A situação do Rio de Janeiro, aliás, salta aos olhos no país. Atravessando uma intervenção federal na segurança pública há 10 meses, o estado convive com uma realidade que beira a guerra civil.

 

Nos últimos 15 anos, de acordo com dados do Instituto de Segurança Pública (ISP), ocorreram 81 050 homicídios dolosos no estado, uma média de 5 403 a cada 365 dias. As Unidades de Polícia Pacificadora (UPP), política de ocupação das favelas criada pelo ex-governador Sérgio Cabral em 2008, não ofereceu o resultado esperado.

 

De lá para cá, foram registrados 1 627 homicídios em áreas que contam com o policiamento de proximidade, sendo 687 mortes por intervenção policial.

 

“O que vivemos no Rio de Janeiro é muito peculiar quando pensamos em segurança pública, especialmente quando pensamos no contexto de favela. Historicamente as forças policiais têm uma forma de perceber tanto o território, como quem vive naqueles territórios, onde as atuações não tentam garantir direitos, pelo contrário. A experiência dos moradores da Maré é de que as forças policiais mais violam do que garantem direitos, e isso não é uma coisa de agora, é um processo histórico, pelo menos nos últimos 30 anos temos vivenciado isso”, pontuou Lidiane.

 

O projeto Redes da Maré, iniciado em 1997 a partir da iniciativa de moradores e ex-moradores da região, elabora projetos e ações para garantir políticas públicas efetivas para os 137 mil moradores do conjunto de 16 favelas que compõem o complexo.

 

“Nosso trabalho consiste em pensar e construir com o morador a segurança pública como um direito, assim como educação e saúde são”, destacou a coordenadora do projeto. A Maré é a comunidade onde nasceu Marielle Franco, vereadora brutalmente executada há nove meses com seu motorista, Anderson Gomes, crime que até hoje não foi solucionado.

 

“Esquecemos que o sistema de justiça vai reinventando historicamente as formas de criminalizar os territórios e os corpos negros” – Lidiane Malanquini

 

O monitoramento dos impactos dos confrontos armados na região é feito anualmente pelo projeto coordenado por Lidiane, especialmente na área da educação.

 

“A Maré tem 45 escolas com 16 mil alunos. Só em 2017, essas escolas fecharam 35 dias. Se permanecermos com essa rotina, nos próximos anos um aluno da Maré que deveria ter estudado 14 anos, vai estudar dois anos e meio a menos.

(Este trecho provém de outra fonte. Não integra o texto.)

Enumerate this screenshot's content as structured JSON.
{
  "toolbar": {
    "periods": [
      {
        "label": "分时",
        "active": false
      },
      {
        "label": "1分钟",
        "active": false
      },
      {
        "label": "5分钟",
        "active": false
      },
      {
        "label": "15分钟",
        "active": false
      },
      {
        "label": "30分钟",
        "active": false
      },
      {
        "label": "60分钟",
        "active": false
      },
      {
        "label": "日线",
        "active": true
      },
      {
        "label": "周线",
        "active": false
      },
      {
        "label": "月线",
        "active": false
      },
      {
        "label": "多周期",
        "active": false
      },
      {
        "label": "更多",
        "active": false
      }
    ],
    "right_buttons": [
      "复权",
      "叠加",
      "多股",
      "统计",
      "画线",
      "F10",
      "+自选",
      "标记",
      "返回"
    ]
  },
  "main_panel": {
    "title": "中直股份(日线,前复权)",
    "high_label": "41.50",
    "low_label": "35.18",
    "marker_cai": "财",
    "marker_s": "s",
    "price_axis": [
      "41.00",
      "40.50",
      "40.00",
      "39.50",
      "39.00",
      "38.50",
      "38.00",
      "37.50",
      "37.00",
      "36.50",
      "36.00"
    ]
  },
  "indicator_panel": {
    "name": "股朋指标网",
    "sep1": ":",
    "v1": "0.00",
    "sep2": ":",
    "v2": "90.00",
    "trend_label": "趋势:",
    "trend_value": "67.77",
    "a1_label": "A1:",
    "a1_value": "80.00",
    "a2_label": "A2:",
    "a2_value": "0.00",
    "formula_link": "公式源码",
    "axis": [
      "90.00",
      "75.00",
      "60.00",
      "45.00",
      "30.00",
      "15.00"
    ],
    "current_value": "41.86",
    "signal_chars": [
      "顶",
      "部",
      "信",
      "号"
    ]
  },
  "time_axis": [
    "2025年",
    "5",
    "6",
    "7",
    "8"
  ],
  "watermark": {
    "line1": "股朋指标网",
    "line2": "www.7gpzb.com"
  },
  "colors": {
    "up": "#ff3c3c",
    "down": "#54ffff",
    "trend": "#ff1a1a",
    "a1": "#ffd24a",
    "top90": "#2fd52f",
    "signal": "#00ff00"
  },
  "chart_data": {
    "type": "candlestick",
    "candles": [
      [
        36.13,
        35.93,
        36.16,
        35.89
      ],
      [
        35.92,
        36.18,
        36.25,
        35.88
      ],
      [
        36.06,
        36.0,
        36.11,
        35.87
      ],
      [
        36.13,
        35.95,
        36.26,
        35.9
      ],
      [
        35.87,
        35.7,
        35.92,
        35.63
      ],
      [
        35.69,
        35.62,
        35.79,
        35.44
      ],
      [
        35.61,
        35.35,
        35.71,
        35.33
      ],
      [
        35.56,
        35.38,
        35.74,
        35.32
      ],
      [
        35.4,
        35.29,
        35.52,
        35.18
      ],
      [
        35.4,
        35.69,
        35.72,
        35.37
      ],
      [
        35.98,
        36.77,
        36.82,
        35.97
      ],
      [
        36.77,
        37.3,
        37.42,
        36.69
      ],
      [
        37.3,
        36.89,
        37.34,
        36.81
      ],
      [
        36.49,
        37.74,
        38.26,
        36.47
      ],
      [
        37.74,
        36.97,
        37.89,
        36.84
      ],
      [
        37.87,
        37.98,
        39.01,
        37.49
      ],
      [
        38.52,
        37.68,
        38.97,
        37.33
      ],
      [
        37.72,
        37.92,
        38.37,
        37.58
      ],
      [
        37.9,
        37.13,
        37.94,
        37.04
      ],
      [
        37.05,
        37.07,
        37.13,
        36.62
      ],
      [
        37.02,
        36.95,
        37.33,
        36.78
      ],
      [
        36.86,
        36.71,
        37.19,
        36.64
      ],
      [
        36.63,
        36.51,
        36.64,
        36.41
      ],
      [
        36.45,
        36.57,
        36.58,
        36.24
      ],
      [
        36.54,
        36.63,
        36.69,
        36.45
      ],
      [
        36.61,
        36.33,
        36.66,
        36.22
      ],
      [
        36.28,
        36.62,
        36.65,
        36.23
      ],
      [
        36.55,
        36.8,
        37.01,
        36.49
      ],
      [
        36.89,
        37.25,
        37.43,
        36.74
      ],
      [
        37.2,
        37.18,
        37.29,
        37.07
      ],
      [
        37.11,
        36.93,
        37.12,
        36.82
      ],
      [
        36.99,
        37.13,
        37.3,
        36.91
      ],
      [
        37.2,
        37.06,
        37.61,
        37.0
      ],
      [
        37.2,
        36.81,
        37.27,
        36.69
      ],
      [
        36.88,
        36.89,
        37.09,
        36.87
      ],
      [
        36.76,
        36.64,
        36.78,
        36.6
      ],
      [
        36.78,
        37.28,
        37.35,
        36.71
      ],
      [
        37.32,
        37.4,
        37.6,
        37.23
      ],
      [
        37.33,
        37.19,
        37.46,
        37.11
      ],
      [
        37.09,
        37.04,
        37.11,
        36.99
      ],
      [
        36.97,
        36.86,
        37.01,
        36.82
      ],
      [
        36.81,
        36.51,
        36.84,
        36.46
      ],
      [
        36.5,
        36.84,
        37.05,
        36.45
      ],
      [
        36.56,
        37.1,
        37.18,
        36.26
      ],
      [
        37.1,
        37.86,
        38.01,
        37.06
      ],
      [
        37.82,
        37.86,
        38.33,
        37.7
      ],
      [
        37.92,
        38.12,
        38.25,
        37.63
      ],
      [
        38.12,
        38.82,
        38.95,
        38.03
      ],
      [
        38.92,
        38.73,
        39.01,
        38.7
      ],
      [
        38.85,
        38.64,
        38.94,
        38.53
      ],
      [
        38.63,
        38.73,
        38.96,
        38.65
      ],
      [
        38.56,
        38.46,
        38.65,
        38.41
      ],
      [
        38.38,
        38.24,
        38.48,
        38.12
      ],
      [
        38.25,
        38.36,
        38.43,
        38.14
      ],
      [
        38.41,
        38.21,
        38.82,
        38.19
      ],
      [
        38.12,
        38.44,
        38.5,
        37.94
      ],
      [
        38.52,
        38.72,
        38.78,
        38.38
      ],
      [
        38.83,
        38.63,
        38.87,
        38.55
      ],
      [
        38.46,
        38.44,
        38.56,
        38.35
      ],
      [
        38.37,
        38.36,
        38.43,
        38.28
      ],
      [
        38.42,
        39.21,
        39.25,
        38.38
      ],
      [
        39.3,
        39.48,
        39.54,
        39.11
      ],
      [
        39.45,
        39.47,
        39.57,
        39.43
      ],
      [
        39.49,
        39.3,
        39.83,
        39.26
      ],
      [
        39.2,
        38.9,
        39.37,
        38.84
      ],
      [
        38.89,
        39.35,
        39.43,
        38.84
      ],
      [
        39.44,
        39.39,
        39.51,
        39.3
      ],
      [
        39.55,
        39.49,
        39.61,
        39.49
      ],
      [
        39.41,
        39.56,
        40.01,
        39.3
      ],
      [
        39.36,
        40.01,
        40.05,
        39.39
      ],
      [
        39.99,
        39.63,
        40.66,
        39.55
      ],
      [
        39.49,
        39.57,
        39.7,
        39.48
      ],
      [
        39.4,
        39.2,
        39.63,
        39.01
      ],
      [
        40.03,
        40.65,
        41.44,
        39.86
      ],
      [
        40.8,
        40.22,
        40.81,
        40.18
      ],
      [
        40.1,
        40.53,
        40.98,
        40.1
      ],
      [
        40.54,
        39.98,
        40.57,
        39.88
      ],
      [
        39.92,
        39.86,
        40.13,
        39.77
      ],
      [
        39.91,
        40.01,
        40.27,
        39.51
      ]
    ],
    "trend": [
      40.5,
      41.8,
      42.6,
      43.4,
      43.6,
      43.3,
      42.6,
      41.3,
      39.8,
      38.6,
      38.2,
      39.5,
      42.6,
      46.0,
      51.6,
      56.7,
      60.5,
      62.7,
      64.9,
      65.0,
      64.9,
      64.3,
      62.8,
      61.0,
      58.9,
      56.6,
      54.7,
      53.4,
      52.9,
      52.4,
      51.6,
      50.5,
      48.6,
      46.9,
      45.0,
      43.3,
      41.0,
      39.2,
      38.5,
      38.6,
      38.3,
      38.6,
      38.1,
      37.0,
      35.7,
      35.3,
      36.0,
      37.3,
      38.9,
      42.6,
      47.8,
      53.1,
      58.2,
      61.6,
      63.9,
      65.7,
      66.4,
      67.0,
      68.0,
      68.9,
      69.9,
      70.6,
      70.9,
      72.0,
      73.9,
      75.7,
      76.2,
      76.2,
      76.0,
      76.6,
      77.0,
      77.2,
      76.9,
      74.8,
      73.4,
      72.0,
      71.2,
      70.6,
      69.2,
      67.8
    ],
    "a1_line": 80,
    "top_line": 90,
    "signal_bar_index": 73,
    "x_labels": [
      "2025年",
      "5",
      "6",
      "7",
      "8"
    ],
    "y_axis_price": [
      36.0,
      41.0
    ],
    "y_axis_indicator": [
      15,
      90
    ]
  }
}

Você tem todo um aparato do Estado que, quando as forças policiais atuam naquele território, precisam suspender suas atividades. O mesmo Estado que financia a estrutura de determinadas políticas sociais, inviabiliza que essas políticas funcionem de forma plena e cidadã dentro desse território”, relatou.

 

O futuro governador do Rio de Janeiro Wilson Witzel anunciou a extinção da Secretaria de Segurança Pública. As Polícias Civil e Militar passarão a ter status de secretarias, em uma tentativa de aproximar a atuação de ambas.

 

João Tancredo

João Tancredo

O delegado Vinicius George é reticente quanto à efetividade da medida, embora não acredite na atual política implantada no estado:

 

“A secretaria foi crescendo e chegou a ter despesa maior que a Polícia Militar, é um absurdo. Esse formato tem de ser revisto, tem de enxugar, transformar em órgão de gestão político-administrativa, em uma lógica de integração de relações. Não sei se vai funcionar, mas é arriscado, até porque hoje o modelo nacional está baseado nessa lógica. Há determinados convênios feitos com o Ministério da Justiça que tem de ser com as secretarias de segurança estaduais, não podem ser feitos diretamente com a polícia”.

 

O aumento dos números relativos à criminalidade não apenas no Brasil, na opinião de João Tancredo, tem influência das empresas que capitalizam com a sensação de insegurança estabelecida. O advogado citou o exemplo de um dos nossos vizinhos sul-americanos.

 

“Na Colômbia, que há pouco tempo era terra de ninguém, os Estados Unidos doaram US$ 300 milhões para o combate às drogas. Esse valor chegou em forma de armamento, helicóptero. Não querem acabar com isso porque a indústria bélica ganha muito dinheiro”, finalizou o advogado.